Finalement pour compléter ce deuxième objectif, le BI devra contribuer au développement et à la promotion d’une stratégie des technologies de l’information basées sur la proactivité et la souplesse selon les besoins en soutien des transformations du système. Le BI devra s’impliquer dans la mise en œuvre d’une stratégie de valorisation des données du MSSS et devra aussi s’impliquer dans les groupes transversaux et interministériels sur l’accès aux données. Il est sans nul doute possible de tirer le plus de valeurs possibles des immenses banques de données du MSSS tant pour la recherche scientifique que pour l’établissement de mesures optimales de traitements.

Quatrième orientation stratégique : Mobiliser

Afin de mobiliser les différents acteurs du milieu, le BI entend créer des tables de concertation permanentes et mixtes (des secteurs publics et privés). Puis il lui faudra établir une liste d’enjeux stratégiques pour ces tables de concertation. Parmi ceux-ci, il devra se doter d’une stratégie d’accès aux données. À cet effet, il faudra mettre en évidence la position privilégiée du Québec qui, à cause de son système public universel, est en mesure de constituer une gigantesque banque de données.

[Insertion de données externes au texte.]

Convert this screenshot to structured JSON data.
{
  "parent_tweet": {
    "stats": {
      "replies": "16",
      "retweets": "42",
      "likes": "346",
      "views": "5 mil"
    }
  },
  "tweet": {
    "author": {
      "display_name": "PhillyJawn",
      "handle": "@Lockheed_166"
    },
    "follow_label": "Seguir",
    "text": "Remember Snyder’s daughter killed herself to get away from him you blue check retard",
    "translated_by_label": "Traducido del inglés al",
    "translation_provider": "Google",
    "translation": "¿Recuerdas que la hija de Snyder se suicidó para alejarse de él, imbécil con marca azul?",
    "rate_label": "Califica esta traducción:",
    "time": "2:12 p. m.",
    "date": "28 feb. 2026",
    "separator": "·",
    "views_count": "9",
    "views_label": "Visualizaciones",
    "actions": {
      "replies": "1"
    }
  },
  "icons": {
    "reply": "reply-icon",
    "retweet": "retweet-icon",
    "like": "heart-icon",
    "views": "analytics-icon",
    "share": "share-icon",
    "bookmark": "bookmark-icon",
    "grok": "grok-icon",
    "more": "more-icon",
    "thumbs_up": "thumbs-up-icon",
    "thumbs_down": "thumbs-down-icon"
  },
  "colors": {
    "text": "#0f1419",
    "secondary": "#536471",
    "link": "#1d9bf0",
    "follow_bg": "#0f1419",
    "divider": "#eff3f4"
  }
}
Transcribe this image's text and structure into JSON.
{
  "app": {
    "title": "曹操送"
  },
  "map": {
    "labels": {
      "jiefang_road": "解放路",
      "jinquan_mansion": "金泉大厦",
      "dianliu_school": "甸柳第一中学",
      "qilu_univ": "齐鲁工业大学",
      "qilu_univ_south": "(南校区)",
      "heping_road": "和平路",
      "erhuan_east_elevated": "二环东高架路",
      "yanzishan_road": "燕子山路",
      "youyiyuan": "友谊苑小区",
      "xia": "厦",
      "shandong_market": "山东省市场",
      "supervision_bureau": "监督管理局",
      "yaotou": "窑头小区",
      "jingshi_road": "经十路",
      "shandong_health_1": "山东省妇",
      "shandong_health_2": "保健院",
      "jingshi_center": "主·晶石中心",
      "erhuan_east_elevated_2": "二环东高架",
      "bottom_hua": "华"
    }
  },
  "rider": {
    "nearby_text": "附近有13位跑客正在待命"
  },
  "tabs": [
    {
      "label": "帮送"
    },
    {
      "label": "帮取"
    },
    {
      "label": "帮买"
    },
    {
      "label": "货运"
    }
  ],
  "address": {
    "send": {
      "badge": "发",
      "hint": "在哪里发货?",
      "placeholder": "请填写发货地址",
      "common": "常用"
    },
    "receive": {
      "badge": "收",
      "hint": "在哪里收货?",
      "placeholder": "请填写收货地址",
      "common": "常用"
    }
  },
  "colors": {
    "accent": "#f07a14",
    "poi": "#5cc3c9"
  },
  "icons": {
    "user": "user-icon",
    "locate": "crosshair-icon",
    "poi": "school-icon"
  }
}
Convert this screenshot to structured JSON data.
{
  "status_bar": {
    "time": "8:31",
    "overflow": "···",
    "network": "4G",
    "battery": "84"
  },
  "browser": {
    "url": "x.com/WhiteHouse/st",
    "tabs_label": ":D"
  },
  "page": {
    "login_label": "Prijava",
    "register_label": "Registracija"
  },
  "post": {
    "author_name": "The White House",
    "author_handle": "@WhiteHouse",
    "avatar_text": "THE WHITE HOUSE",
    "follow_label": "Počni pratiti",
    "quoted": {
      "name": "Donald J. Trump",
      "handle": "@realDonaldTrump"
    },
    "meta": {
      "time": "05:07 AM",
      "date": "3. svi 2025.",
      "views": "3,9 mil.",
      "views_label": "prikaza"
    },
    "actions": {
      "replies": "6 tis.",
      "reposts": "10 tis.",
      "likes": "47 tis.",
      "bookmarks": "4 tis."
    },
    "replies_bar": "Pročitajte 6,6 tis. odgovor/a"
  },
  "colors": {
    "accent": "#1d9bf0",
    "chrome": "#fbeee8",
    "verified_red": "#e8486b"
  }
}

L’accès à cette banque deviendra un enjeu majeur pour bien des innovations en sciences de la vie. Avec d’autres facteurs, cet accès nous permettra de nous doter d’une approche distinctive pour attirer l’investissement pharmaceutique. Il s’agira de ce qu’on peut déjà appeler : l’avantage Québec. De pair avec ces enjeux stratégiques, il faudra aussi instaurer les mécanismes permettant, lorsqu’approprié, des approvisionnements fondés sur la valeur. Une fois ces diverses missions remplies, Il faudra finalement créer la table de concertation stratégique du bureau de l’innovation.

Tous ces objectifs du Bureau de l’innovation ne seraient complets sans une mobilisation de tous les acteurs du milieu de la santé, du milieu industriel et du milieu économique. Le BI vise à présenter, d’ici trois ans, trois propositions pragmatiques produites par les diverses tables de concertation afin de promouvoir cette mobilisation.

En somme, le BI vise à faire de l’innovation la clé d’un nouveau système de santé plus performant et mieux adapté aux besoins du vingt-et-unième siècle.